At TranStar's NASA-inspired mission control center, they monitor cell phone signals from cars to track their progress, or lack of it.
"We know what the speeds are," Whaley said. "We know where most people are congesting the roads. But the individual is anonymous."
TranStar costs about $26 million a year to operate, but officials claim it saves close to $300 million a year in fuel and time.
Houston's trying one other solution, something that's being considered in other parts of the country: New toll-roads where - for a price - drivers can buy access to the less-crowded carpool lanes, even if they're driving alone.
"We have those that just hate congestion, and it's worth it to them to pay 50 cents or 60 cents extra to save some of their time," said Whaley. "And then you have others who philosophically just don't like to pay tolls, and they can go down that same route, take 'em a little bit longer. So it's a choice."
That "choice" is a direct challenge to long-held beliefs that the highways represent democracy - that we're all in this together, even if we're all stuck in traffic.
But as the roads keep filling-up, we may no longer be able to afford that sentiment.
"When you ask for that access, if it costs more, you should pay more," said Georgia Tech's Catherine Ross. "Or certainly that's a consideration. So it's democracy for all, but under constrained conditions, it costs more, because it costs more to provide you that ability to travel."

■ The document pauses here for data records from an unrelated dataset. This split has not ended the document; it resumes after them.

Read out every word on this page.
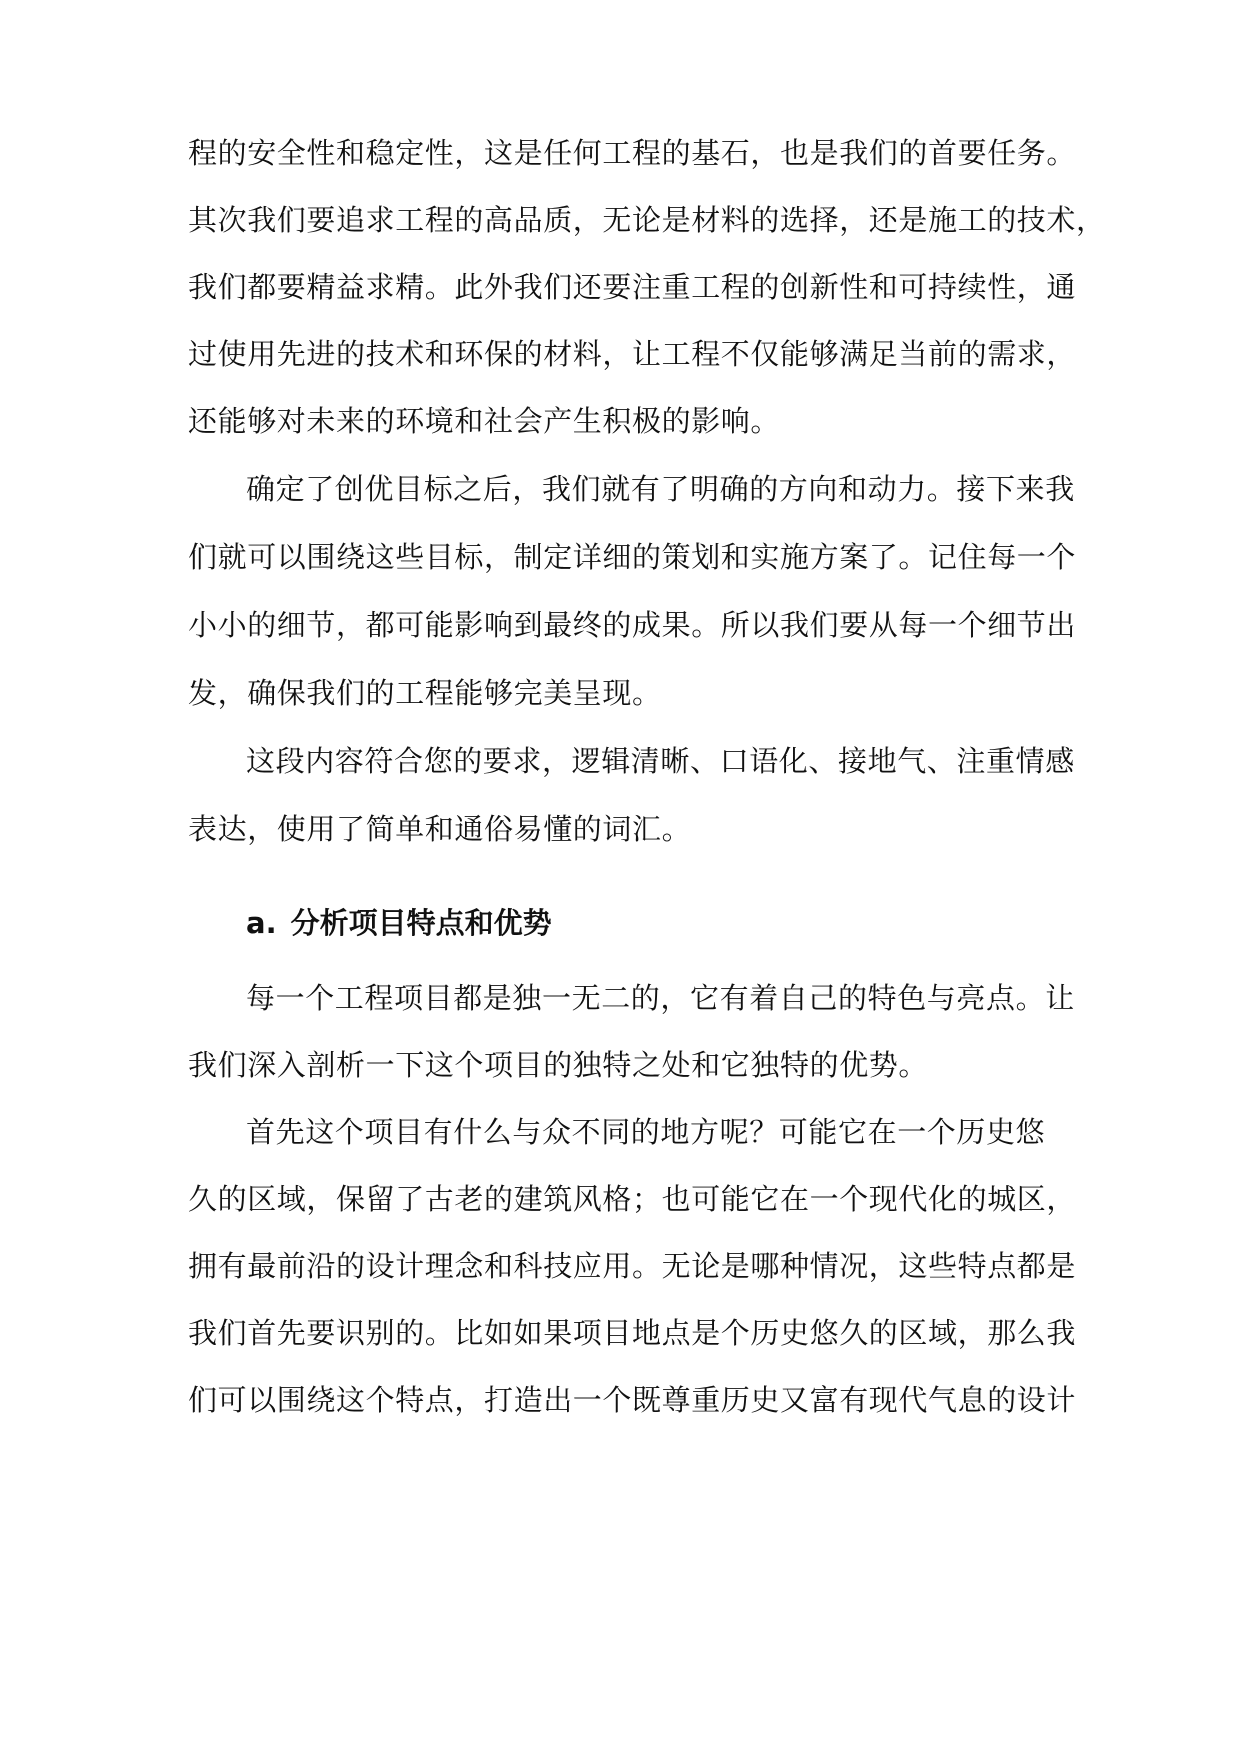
程的安全性和稳定性，这是任何工程的基石，也是我们的首要任务。
其次我们要追求工程的高品质，无论是材料的选择，还是施工的技术，
我们都要精益求精。此外我们还要注重工程的创新性和可持续性，通
过使用先进的技术和环保的材料，让工程不仅能够满足当前的需求，
还能够对未来的环境和社会产生积极的影响。
确定了创优目标之后，我们就有了明确的方向和动力。接下来我
们就可以围绕这些目标，制定详细的策划和实施方案了。记住每一个
小小的细节，都可能影响到最终的成果。所以我们要从每一个细节出
发，确保我们的工程能够完美呈现。
这段内容符合您的要求，逻辑清晰、口语化、接地气、注重情感
表达，使用了简单和通俗易懂的词汇。
a. 分析项目特点和优势
每一个工程项目都是独一无二的，它有着自己的特色与亮点。让
我们深入剖析一下这个项目的独特之处和它独特的优势。
首先这个项目有什么与众不同的地方呢？可能它在一个历史悠
久的区域，保留了古老的建筑风格；也可能它在一个现代化的城区，
拥有最前沿的设计理念和科技应用。无论是哪种情况，这些特点都是
我们首先要识别的。比如如果项目地点是个历史悠久的区域，那么我
们可以围绕这个特点，打造出一个既尊重历史又富有现代气息的设计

Ross said that we've relied on the legacy of Roosevelt and Eisenhower for about as long as we possibly can. Whether it's in tolls, taxes or crumblng roads, pretty soon we'll all have to pay the price.
"To those who say 'I've already paid for this,' my answer is, 'Sometimes you have to pay to keep what you have,'" said Ross. "It started off in good repair, it was brand new. That is no longer the case."